In this project you will learn how to implement a RISC-V processor in a SmartFusion2 SoC.

Everybody knows that the processor of the moment is the RISC-V, even it is not a processor itself, the amount of the boards based on RISC-V is growing more and more. To understand the reason of that, we have to understand what is RISC-V, and what makes it different to Arm® or x86. First of all, we have to know that RISC-V is not a processor, like Arm or x86, they are an Instruction Set Architecture (ISA), In particular, it is an Open Instruction Set Architecture, and the open word makes the big difference between RISC-V and Arm or x86. I will explain it with an example, if I am an ASIC designer, and I want to integrate on my design a processor, I have two options, the first one and the most common until now was pay to Arm Limited, the owner of the Arm Architecture, to let me design a processor that uses their architecture, and be compliant with their instruction set. This will make my design arrive to a big number of developers that have their design compliant with the Arm architecture. The second option you have is design a RISC-V compliant processor. In this case, as the architecture is open, so you don’t have to pay to design a compliant processor. As all open-source projects, the community supporting this architecture is growing continuously, as well as the companies that are involved in the development. One of these companies is Microchip.

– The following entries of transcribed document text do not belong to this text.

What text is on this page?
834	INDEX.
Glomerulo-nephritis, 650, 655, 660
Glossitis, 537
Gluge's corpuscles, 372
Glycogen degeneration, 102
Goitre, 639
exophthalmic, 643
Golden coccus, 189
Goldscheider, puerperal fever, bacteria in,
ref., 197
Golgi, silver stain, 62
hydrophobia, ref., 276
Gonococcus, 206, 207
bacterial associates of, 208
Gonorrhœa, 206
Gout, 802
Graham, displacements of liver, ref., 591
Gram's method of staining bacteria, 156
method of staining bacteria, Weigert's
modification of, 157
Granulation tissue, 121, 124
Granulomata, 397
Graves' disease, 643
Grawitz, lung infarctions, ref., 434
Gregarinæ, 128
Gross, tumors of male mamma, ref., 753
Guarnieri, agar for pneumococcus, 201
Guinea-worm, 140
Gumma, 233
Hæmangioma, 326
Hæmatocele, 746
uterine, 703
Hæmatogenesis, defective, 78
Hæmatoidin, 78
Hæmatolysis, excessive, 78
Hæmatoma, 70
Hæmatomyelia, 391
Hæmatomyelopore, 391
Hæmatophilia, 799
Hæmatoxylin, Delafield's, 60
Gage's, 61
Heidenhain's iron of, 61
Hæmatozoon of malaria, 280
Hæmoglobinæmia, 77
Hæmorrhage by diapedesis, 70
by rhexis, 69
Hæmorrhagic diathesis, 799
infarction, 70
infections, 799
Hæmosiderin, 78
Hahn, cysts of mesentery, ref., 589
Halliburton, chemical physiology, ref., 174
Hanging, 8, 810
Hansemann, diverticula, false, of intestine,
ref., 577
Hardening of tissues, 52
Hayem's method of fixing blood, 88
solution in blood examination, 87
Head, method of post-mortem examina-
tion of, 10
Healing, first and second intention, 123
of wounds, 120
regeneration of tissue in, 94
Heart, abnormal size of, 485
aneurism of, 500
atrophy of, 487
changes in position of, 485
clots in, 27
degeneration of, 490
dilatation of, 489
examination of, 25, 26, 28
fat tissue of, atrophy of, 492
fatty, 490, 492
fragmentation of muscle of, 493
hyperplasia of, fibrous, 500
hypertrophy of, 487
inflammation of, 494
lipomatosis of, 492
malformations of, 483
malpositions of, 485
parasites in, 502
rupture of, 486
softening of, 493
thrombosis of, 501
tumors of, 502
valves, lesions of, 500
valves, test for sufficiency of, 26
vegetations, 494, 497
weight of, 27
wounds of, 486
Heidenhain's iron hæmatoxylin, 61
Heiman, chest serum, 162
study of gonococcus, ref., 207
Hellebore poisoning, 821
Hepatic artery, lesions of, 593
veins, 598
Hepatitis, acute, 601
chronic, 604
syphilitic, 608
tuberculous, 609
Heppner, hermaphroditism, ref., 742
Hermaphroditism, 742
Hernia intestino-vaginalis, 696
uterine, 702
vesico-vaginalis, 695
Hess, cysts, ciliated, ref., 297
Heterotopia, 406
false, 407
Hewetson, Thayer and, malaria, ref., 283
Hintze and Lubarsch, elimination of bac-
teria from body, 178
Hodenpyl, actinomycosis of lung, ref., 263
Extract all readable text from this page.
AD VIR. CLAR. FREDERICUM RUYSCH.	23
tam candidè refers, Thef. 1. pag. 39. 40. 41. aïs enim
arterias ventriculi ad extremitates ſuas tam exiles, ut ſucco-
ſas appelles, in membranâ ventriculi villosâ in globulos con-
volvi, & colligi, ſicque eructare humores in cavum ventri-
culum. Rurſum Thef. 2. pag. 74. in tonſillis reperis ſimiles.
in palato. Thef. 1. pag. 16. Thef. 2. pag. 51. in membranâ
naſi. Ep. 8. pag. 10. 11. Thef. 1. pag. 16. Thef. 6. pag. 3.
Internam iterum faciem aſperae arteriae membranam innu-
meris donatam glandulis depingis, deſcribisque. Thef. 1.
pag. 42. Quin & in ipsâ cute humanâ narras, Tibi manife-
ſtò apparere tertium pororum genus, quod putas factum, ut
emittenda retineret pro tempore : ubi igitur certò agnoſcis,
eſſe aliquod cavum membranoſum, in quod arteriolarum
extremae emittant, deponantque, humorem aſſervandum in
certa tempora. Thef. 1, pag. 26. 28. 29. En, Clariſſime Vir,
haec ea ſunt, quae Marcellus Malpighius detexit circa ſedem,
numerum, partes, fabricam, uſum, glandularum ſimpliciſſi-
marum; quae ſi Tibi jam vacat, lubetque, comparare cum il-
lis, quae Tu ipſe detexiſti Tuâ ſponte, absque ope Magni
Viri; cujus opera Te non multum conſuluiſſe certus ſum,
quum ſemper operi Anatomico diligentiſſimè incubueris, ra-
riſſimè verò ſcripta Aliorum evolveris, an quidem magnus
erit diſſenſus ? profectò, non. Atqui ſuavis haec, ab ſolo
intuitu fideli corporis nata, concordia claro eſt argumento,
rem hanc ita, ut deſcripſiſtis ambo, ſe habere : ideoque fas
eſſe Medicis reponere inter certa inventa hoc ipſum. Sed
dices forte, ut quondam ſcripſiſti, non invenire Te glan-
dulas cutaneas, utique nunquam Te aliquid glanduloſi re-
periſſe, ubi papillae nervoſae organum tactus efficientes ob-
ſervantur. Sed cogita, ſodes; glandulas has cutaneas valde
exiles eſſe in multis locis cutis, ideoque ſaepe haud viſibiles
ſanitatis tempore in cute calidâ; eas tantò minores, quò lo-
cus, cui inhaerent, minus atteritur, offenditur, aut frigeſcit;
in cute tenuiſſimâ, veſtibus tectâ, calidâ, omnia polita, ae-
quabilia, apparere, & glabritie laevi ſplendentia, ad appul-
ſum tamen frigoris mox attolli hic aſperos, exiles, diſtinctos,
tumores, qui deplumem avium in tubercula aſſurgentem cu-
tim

As we saw with the Arm Cortex®-M1 or recently with the Arm Cortex-M3, there are also available a big number of soft-cores based on RISC-V architecture to be implemented on FPGA. On this post we are going to develop a RISC-V based example design using the core available for the Microchip FPGAs, the Mi-V core.

Microchip offer several cores based on RISC-V architecture. For this project we will use the latest core developed, MiV_RV32, that is the lightest, so we will be able to make the design in Hello FPGA Kit, and has available both APB3 and AHB interfaces, that is very useful to connect the eNVM and some peripherals.”